The romantics disrupted the social order of the time. Wordsworth wrote poems from the
perspective of disabled people (having actually spoken to them!) and of children, breaking down the
norms of poetry at the time by writing about people who it wasn’t “for.”
Wordsworth’s Old Man Travelling, before he revised it, is an excellent example of this, where the
poetic form runs counter to the reality of the subject’s situation.

(I believed you) William Blake

 What is this man’s deal what is up with him. As above so below?

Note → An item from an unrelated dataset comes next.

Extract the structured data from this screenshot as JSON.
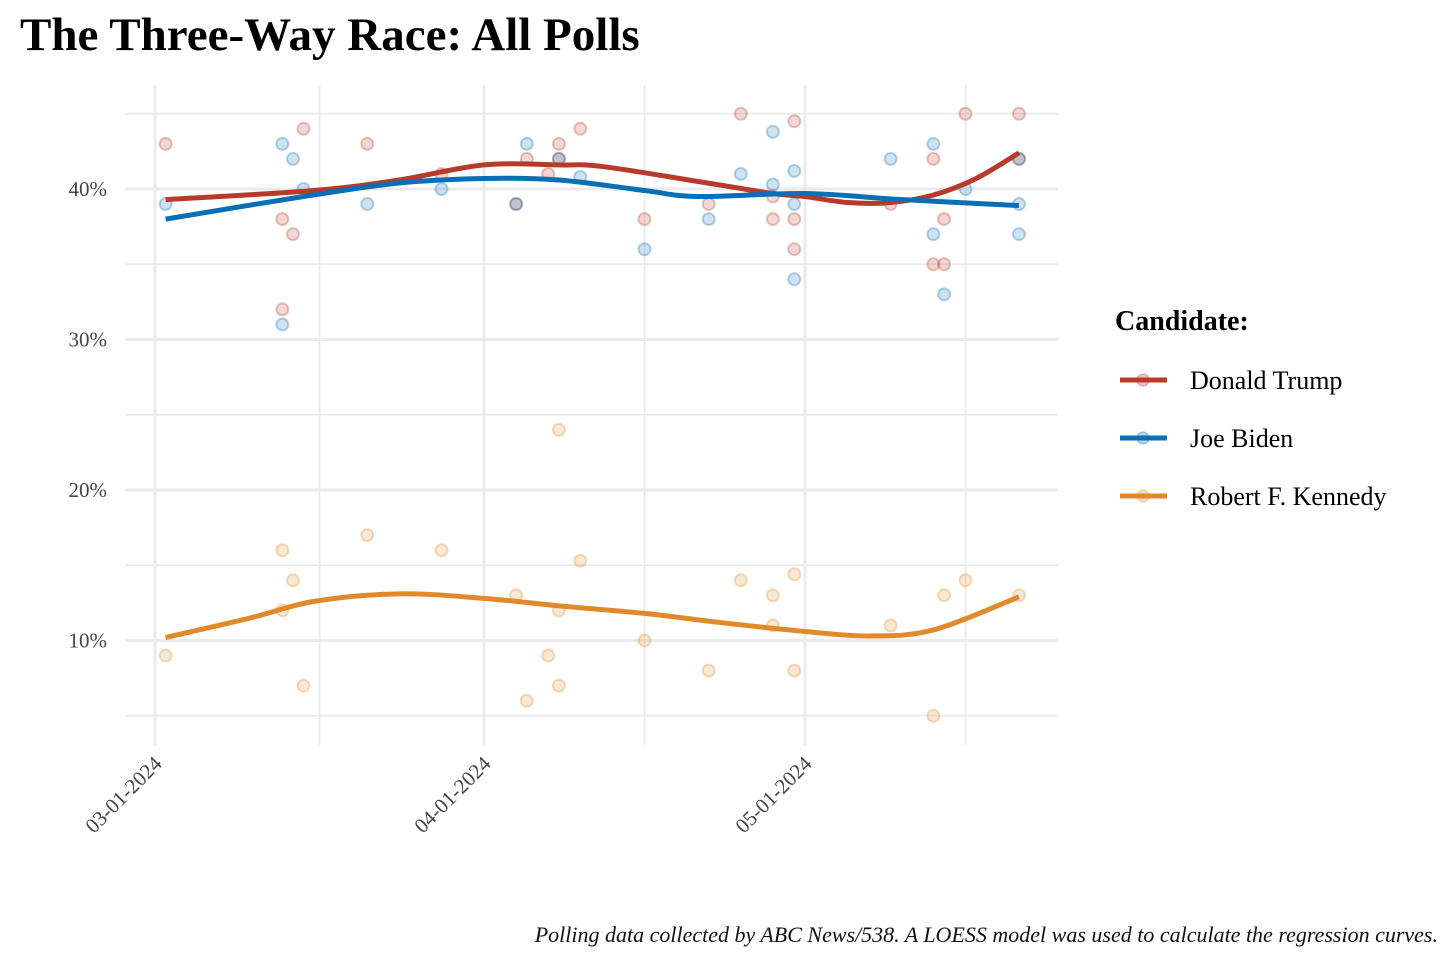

 Blake was a weird little Hermetic scrunkly man
 He had weird bizarre gods and ideas that were weirdly Jungian?
 He believed that human nature was bound up in established and corrupted religions.
 A Poison Tree is something of a riposte to Milton, to having Gods that know the rules will be
broken and have disdain for natural behaviours. The apple is Christianity?
 To Blake Jesus was an earthly manifestation of holiness so he was cool, while those aspects
of God that don’t do that are Not.
 Blake believed there was something holy about innocence. See The Garden of Love and
Infant Joy.
 He was very adamant about how important it is for children to be able to play.
 Blake makes frequent use of the symbols of binding.